Gilmer v. Interstate/Johnson Lane Corp. — Quick Summary

Gilmer v. Interstate/Johnson Lane Corp.

500 U.S. 20 (U.S. Sup. Ct. 1991)

In Brief

Gilmer v. Interstate/Johnson Lane Corp.

Key Issue

Are claims under the Age Discrimination in Employment Act subject to compulsory arbitration under the Federal Arbitration Act pursuant to an arbitration agreement in a securities registration form, and does the FAA's employment-contract exemption prevent enforcement here?

The Rule

Under the Federal Arbitration Act, written agreements to arbitrate in contracts involving commerce are enforceable, save upon such grounds as exist at law or in equity for the revocation of any contract. Statutory claims are arbitrable unless Congress has evinced an intention to preclude a waiver of a judicial forum for those claims. That intent must be discernible in the statute's text, legislative history, or from an inherent conflict between arbitration and the statute's underlying purposes. The party resisting arbitration bears the burden of showing such congressional intent. Generalized attacks on arbitration as a forum (for example, limitations on discovery or industry bias) are insufficient; objections must be tied to the effective vindication of the specific statutory right.
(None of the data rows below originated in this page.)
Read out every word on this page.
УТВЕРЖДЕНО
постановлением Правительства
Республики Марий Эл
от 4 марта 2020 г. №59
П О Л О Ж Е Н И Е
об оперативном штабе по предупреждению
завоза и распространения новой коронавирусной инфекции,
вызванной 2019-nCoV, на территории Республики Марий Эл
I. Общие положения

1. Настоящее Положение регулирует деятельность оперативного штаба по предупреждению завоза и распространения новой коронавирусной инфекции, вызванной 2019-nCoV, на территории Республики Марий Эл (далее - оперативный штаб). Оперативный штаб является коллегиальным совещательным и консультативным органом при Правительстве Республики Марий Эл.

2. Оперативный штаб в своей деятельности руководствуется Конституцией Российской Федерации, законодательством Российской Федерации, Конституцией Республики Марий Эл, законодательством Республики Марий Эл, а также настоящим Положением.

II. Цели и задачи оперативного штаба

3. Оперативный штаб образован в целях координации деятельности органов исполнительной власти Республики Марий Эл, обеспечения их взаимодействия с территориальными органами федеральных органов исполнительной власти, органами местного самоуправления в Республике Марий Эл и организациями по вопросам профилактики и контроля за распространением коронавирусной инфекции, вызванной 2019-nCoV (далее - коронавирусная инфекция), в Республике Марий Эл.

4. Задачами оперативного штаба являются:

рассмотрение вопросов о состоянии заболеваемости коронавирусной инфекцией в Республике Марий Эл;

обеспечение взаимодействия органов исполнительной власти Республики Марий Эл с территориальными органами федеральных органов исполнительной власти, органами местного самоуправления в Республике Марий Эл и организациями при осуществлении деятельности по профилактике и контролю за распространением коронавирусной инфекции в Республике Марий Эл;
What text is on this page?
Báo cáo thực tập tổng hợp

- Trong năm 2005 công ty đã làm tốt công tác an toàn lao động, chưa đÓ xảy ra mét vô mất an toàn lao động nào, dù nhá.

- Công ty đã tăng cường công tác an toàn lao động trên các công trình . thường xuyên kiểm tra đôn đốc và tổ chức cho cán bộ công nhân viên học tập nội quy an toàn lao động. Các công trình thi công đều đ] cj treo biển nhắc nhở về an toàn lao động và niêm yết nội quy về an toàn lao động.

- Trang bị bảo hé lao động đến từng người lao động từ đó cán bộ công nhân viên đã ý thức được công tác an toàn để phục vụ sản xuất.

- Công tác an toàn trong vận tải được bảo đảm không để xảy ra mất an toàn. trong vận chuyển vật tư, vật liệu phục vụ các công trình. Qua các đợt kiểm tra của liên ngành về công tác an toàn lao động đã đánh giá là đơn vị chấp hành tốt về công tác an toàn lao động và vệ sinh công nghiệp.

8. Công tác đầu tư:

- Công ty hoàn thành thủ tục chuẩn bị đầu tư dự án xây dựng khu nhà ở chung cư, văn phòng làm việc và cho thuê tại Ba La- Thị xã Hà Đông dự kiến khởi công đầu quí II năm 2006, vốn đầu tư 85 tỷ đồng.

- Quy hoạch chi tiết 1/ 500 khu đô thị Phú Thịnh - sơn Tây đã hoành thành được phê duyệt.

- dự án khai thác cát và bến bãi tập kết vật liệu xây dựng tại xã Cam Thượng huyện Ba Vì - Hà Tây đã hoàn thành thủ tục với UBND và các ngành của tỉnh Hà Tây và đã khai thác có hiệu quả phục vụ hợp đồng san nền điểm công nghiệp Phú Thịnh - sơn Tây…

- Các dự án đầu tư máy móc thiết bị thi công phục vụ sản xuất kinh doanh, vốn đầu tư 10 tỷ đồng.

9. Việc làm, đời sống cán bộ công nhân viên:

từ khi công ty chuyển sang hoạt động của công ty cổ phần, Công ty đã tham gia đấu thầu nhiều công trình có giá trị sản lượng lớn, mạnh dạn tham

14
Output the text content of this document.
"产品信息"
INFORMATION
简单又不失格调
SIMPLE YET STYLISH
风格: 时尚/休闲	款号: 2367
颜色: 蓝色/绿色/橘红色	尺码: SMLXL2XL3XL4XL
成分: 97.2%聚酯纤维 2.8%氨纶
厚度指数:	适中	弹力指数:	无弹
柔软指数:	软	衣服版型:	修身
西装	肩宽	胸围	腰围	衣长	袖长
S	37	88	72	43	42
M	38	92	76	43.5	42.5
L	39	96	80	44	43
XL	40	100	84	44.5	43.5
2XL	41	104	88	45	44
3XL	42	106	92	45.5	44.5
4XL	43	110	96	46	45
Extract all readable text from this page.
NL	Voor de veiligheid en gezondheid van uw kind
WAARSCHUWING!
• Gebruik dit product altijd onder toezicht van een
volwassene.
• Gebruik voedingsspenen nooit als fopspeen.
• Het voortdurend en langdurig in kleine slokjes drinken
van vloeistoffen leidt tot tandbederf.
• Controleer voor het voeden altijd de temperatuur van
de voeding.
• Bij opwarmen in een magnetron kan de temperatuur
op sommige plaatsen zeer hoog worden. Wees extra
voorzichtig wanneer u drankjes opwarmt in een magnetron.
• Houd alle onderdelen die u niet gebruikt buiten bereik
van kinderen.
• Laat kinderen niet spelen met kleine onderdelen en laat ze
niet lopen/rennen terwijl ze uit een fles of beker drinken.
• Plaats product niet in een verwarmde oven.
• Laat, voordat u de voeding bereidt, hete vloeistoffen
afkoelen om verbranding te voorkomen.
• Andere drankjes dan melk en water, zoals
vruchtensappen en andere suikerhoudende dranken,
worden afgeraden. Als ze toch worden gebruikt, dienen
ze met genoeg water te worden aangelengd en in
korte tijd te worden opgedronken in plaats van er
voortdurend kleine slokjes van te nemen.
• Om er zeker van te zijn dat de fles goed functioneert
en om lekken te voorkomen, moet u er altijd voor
The FAA's Section 1 exemption does not apply where the arbitration agreement is not a contract of employment of a class of workers within the exemption, and arbitration agreements remain subject to generally applicable contract defenses such as fraud, duress, or unconscionability.

Bottom Line

Yes. ADEA claims may be compelled to arbitration under the FAA, and the arbitration clause in Gilmer's Form U-4 is enforceable. There is no congressional intent in the ADEA to preclude arbitration, and the FAA's Section 1 exemption does not bar enforcement in this case. Gilmer's age discrimination claim must be arbitrated.

Why It Matters

Gilmer is a cornerstone in modern arbitration law, especially for employment discrimination claims. It clarifies that federal statutory rights, including ADEA claims, are presumptively arbitrable under the FAA absent a contrary congressional command. It shifts the analytical lens from general distrust of arbitration to a case-specific inquiry focused on whether arbitration allows effective vindication of statutory rights. The decision distinguishes collective-bargaining arbitration from individually agreed arbitration and confirms that inequality of bargaining power alone will not defeat enforcement. Practically, Gilmer paved the way for widespread use of predispute arbitration clauses in employment and reinforced the FAA's reach across statutory regimes.